UAMS Receives $1M Grant for Two Clinical Trials on Opioid Withdrawal in Infants
The University of Arkansas for Medical Sciences (UAMS), in collaboration with the Duke Clinical Research Institute, has received a $1 million federal grant for two clinical trials involving infants with neonatal opioid withdrawal syndrome (NOWS).
The increase in maternal opioid use has resulted in a rise in the number of infants born with NOWS. The $1,066,433 in funding comes from the National Institutes of Health (NIH) Helping to End Addiction Long-term (HEAL) Initiative SM, an aggressive, trans-agency effort to speed scientific solutions to stem the national opioid public health crisis.
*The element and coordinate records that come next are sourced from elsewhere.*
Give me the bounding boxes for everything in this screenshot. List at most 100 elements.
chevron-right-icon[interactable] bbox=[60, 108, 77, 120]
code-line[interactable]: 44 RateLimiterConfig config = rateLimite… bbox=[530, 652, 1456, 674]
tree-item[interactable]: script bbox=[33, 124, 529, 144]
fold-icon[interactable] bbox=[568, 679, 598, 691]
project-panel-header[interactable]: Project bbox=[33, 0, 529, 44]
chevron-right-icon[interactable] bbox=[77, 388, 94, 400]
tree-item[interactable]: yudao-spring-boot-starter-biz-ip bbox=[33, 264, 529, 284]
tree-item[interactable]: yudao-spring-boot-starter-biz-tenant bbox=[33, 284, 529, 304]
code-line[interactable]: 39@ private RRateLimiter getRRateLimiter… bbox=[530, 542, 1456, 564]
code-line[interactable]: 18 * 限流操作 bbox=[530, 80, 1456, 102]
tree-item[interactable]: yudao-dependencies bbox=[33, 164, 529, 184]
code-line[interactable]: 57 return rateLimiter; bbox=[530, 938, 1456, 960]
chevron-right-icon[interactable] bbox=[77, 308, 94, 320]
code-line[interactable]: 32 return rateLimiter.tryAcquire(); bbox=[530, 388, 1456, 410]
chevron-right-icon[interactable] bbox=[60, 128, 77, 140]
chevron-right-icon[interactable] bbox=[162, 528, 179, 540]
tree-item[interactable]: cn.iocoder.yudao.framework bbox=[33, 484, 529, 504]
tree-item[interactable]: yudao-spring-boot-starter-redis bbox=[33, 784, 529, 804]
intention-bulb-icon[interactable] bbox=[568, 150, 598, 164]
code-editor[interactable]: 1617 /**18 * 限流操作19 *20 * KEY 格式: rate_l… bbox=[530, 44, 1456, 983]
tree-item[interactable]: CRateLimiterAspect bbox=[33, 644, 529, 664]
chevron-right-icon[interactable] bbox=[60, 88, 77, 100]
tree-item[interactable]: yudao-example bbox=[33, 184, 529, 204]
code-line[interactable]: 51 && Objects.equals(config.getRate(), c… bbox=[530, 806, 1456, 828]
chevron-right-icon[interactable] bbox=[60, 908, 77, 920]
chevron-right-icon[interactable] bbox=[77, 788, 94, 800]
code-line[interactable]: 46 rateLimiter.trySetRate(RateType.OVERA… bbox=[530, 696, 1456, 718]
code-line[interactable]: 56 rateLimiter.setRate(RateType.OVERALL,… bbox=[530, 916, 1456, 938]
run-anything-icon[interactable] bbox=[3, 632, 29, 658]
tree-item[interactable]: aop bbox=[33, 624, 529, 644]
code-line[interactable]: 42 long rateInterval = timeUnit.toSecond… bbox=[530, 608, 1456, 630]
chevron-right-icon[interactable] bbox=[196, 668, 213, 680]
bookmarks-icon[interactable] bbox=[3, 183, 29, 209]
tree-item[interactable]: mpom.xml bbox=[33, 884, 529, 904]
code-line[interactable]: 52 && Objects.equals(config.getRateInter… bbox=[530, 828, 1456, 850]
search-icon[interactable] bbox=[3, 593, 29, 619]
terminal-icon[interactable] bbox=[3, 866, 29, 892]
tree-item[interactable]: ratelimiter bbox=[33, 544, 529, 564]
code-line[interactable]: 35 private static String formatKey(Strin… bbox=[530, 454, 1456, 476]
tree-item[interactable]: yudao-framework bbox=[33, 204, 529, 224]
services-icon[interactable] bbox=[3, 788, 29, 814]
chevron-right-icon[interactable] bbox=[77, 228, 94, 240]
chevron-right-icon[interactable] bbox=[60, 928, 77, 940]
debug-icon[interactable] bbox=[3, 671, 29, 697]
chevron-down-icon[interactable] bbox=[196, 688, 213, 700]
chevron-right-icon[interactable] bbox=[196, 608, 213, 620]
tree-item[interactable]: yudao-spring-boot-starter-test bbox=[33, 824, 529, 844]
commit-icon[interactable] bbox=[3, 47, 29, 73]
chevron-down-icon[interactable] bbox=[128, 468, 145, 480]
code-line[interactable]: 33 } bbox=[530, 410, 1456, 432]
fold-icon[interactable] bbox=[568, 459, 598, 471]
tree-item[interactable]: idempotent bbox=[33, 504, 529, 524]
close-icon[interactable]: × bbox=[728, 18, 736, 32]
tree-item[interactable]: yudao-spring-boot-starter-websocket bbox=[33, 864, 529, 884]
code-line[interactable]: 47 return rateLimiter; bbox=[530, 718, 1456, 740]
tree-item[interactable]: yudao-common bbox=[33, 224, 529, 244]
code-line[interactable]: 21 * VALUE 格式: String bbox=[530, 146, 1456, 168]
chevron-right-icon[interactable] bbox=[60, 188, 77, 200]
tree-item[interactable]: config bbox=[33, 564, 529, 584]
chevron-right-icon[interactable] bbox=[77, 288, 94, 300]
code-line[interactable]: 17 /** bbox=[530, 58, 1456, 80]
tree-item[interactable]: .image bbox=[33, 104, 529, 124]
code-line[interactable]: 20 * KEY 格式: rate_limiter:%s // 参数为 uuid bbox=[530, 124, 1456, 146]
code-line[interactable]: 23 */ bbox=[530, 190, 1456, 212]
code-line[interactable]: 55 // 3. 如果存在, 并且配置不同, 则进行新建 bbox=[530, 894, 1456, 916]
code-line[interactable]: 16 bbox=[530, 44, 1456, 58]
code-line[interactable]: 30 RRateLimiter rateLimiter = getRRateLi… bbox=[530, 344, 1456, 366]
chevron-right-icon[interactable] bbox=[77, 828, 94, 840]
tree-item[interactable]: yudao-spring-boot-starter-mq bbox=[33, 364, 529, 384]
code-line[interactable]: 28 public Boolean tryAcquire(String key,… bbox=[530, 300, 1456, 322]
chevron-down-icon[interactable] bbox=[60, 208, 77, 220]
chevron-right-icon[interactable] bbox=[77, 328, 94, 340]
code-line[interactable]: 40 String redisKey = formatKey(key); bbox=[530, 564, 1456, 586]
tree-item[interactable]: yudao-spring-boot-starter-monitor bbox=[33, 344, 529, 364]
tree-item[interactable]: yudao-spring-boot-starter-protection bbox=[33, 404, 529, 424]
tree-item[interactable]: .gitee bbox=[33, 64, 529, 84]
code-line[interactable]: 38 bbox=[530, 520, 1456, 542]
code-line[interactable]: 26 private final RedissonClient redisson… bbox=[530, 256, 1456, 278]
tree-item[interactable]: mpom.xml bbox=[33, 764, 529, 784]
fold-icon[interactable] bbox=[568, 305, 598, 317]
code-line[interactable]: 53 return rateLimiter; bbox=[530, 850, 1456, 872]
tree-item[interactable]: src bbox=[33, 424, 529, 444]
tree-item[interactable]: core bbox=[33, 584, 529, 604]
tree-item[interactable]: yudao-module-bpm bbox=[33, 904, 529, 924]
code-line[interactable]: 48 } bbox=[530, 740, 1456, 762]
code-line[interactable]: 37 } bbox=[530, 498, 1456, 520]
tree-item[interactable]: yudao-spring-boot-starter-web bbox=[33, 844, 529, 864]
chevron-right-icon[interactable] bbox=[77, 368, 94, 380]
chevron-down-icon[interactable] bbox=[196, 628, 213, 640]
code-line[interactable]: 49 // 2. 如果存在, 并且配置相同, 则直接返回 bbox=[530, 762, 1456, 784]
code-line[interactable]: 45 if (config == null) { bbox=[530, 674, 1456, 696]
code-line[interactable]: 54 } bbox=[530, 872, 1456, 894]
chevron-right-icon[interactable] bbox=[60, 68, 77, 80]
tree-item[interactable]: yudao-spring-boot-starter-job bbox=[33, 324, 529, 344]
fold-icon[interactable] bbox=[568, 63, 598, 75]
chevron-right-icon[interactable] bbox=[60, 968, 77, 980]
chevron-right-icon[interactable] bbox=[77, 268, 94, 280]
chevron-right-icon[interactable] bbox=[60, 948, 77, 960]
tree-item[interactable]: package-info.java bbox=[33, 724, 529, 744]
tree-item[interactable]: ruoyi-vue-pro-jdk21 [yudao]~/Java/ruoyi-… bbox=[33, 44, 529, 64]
At UAMS, Jeannette Lee, Ph.D., professor of biostatistics, and Jessica Snowden, M.D., associate professor of pediatrics, are leaders of the Data Coordinating and Operations Center for the Environmental influences on Child Health Outcomes (ECHO) IDeA States Pediatric Clinical Trials Network, which will conduct the trials in conjunction with the Neonatal Research Network, which is funded by the Eunice Shriver Kennedy National Institute for Child Health and Human Development. Both trials aim to address management of infants exposed in utero to opioids.